Wednesday, March 9, 2011

Patients learn to walk again with help from technology



By Tammie Smith
Published: March 09, 2011

Anthony Monroe had one question for the physical therapist at Sheltering Arms Physical Rehabilitation Center helping him relearn to walk after having a stroke in September.

"If I fall, who's going to catch me?" he recalled asking.

He didn't think the therapist, whom he towered over, could catch him.

The therapist told him not to worry.

Still Monroe, 55, who lives in Church Hill, said he felt a lot better when his walking therapy integrated a new piece of equipment called ZeroG that supported most of his weight while he took steps. Wearing a harness suspended from a ceiling-mounted track that folded like an accordion as he moved forward, he said he felt new confidence.

"The machine catches you when you buckle," Monroe said.

A hand-held control lets the physical therapist change the level of support provided by the device so that patients bear more of their own weight over time.

The ZeroG is one of the new pieces of high-tech rehabilitation equipment in the new iWalk Recovery Center at Sheltering Arms' location on the Memorial Regional Medical Center campus in Hanover County.

Sheltering Arms spent $1.2 million on the center, which it is touting as a collection of some of the most advanced walking recovery equipment in the region and the United States.

"iWalk is state-of-the-art care for people who need help learning to walk again," said Matt Wilks,a physical therapist and director of inpatient therapy services at Sheltering Arms.

"It really brings to bear the best technology and expert-trained clinicians to apply the latest principles and scientific research."

Stroke patients and people with neuromuscular diseases, with spinal injuries and with brain injury are among those prescribed therapy with the devices.

Sheltering Arms patient Anita Crean, 53, is improving, her husband, John Crean, said. Crean observed his wife last week as she used the Lokomat Pro, a robotic walking trainer.

"It's not clear exactly specifically what the diagnosis was," Crean said of the illness that struck his wife last year.

"But it's a demyelinating condition where you get lesions on your spine, and it's akin to [multiple sclerosis], but an aggressive form of MS. It came on all of a sudden in August to the point where she was intubated on a ventilator and had to go to Atlanta because there's nowhere in Virginia that takes patients for rehab on ventilators."

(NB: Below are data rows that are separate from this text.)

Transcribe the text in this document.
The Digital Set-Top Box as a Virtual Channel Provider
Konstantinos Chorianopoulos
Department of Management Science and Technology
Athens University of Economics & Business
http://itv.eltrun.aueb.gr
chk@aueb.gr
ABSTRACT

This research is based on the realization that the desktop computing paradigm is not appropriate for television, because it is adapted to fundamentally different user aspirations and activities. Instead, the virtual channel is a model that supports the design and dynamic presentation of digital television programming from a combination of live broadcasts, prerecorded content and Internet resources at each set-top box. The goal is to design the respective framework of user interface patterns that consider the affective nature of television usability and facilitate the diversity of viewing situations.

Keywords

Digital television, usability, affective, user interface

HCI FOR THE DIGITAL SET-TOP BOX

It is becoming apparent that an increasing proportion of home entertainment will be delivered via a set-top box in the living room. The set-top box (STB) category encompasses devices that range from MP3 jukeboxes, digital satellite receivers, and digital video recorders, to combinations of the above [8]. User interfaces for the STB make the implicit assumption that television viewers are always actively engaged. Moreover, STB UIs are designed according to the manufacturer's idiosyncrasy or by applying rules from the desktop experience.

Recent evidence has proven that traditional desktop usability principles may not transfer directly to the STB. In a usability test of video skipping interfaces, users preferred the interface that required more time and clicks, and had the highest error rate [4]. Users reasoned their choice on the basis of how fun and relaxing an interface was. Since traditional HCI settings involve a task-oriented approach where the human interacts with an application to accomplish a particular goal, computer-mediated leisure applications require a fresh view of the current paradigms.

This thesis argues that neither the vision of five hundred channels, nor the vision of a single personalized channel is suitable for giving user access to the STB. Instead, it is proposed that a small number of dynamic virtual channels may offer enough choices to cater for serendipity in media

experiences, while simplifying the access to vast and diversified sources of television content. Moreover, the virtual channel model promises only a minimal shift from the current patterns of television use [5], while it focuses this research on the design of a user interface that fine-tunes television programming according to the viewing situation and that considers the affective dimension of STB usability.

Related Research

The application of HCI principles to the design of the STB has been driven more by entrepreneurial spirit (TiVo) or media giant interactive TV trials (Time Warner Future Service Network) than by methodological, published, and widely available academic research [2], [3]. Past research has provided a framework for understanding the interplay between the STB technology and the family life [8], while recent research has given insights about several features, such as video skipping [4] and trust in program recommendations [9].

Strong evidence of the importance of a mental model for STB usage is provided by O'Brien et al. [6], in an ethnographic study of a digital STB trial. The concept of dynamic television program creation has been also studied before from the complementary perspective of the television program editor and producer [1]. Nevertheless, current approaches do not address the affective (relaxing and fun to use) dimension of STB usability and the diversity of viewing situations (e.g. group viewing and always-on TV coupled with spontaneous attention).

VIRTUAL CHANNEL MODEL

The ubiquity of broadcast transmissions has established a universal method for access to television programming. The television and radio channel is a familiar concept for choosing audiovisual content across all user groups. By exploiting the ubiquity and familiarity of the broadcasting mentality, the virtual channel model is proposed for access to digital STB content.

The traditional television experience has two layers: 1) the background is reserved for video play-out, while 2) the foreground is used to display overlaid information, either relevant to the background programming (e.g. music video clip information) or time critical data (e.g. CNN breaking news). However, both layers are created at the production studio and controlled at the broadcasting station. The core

She was at the Shepherd Center rehabilitation hospital in Atlanta for three months and has been at Sheltering Arms since January.

Research has examined what works best to help patients re-learn to walk.

About 4 million stroke survivors, for instance, experience problems with walking, according to federal experts.

One of the largest studies to date on stroke survivors, which enrolled more than 400 people, seemed to downplay technology. The study, which released results in February, suggested that intensive physical therapy at home worked equally well as therapy with use of a body-weight supported treadmill device followed by walking practice.

The study was a "big deal in rehabilitation," Wilks said.

"They were looking at one specific intervention, applying it to a broad group of patients, but still only looking at patients who had a stroke," Wilks said.

"We were actually aware of the trial as we were planning our walking program. The fact is … technology is only as good as it is useful. It is only going to be useful if you use the right intervention on the right patient at the right time and not take a one-size-fits-all approach."

The study also showed improvements can continue after six months, previously considered a cutoff point.